Sense of ownership will drive Enterprise 2.0 adoption
by Dana Gardner
While we’re building out lists of five tips for gaining adoption of Enterprise 2.0, I’m reminded of the difficulty of motivating people, and even harder — getting them to change their behavior. If you’ve raised a family, or managed people at work (not that different), you know that making them think any change in action was their idea pays great dividends. A sense of ownership is an awesome thing, and too often missing in corporate cultures.
And I firmly believe that any shift like Enterprise 2.0 is fundamentally not about technology and productivity and management principles. It’s mostly about people and process — and those are affected deeply by ontology and behavior, both individually and in groups. Indeed, Enterprise 2.0’s most beneficial offering may be that it allows individual and group behaviors to mingle and reinforce — or repel — at scale. Enterprise 2.0 helps collaboration and ownership of knowledge scale up, as well as down.
So, given that touchy-feely preamble, the top five things to keep in mind to grease the skids of Enterprise 2.0 adoption are:
1) Encourage people to have fun. Learning is intrinsically fun, and most comedy is based on the sudden realization that you know something. Even better when it’s a group-know. We can all laugh at our collective insights. Teaching is best done with a sense of humor. So to get the sharing going, to get the creation of content — and learning-teaching activity — into adoption mode, then get the fun meter up. Find a way to make meetings fun; really.

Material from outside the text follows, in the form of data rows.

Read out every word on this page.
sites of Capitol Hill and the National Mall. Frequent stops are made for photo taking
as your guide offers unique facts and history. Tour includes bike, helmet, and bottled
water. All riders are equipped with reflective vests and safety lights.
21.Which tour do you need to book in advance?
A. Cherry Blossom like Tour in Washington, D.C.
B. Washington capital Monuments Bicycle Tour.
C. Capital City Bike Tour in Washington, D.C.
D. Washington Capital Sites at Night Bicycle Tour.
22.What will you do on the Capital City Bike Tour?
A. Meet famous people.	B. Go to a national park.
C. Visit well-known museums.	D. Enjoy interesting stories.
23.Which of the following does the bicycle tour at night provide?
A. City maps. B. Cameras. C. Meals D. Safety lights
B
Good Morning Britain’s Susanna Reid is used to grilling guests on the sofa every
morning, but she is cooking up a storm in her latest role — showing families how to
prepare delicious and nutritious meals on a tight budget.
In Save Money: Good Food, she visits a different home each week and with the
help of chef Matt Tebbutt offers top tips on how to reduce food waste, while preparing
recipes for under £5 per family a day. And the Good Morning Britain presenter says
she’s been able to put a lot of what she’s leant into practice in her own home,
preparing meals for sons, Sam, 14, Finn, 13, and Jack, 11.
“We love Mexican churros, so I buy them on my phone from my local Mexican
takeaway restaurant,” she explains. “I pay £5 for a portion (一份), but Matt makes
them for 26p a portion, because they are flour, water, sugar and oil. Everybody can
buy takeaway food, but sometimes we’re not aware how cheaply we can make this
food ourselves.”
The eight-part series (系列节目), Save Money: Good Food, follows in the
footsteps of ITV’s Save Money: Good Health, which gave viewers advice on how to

2) Take a page from Google. Their corporate credo allows their workers a period of time to work on projects of their own making, or that specifically pique their interest while not part of their regular jobs. This identifies what they want to learn about, and what they will want to teach too. Their pet projects will emerge from the context of their skills, which instills ownership and pride. They will naturally want to communicate about it, even publish. They will have fun (see number 1 above). So give your people time to be creative on their own terms. Then harvest the knowledge and good will.
3) Encourage and allow a sense of ownership broadly. This also plays off of the first two tips. Pride and benevolence are huge motivators, and when harnessed will buttress any moves to exact change in enterprise cultures. When an individual or group expresses pride and a sense of “we did this” and then wants to share that willingly, the organization benefits. Enterprise 2.0 offers the tools to fuel this. By allowing fast, ad hoc delivery of content, knowledge and productive adaptation, these tools can be turbo-charge with the pride of creation and of sharing.
4) Allow more people in the organization to directly interact with customers and prospects. Gasp! I know what you’re thinking. But a major practice, of rigidly channeling who gets to talk to the customer, won’t hold up in the Web 2.0/Enterprise 2.0 world. If the boundaries are down, and transparency is up, then let the knowledge and exchange extend between your workers and your customers and/or prospects. Let everyone sell themselves and the value of the organization. Give the “conversation” an opportunity to encourage more business by making your business and their business closer, more friendly, and ultimately develop a series of feedback loops that are not hobbled by too thin a funnel of control. If we all can sell, the sales people can find more people for us to talk to, instead of trying to explain what we mean (with another slide deck).
5) Reward the prodigious publishers. When you’ve unleashed more of the creativity and expression from your knowledge-based community, recognize that good communicating on an on-going basis is hard and requires vast self-starting energy. So institutionalize the ability to determine the master communicators, encourage them, and reward them. “Publishing” now comes in many forms, and is more swift, inexpensive and potentially global in its reach that ever before. Exploit this. Companies that produce high-quality information and freely make it searchable and available will be the ones most heard — and understood. Support those who do this best with prestige, financial incentives, and time.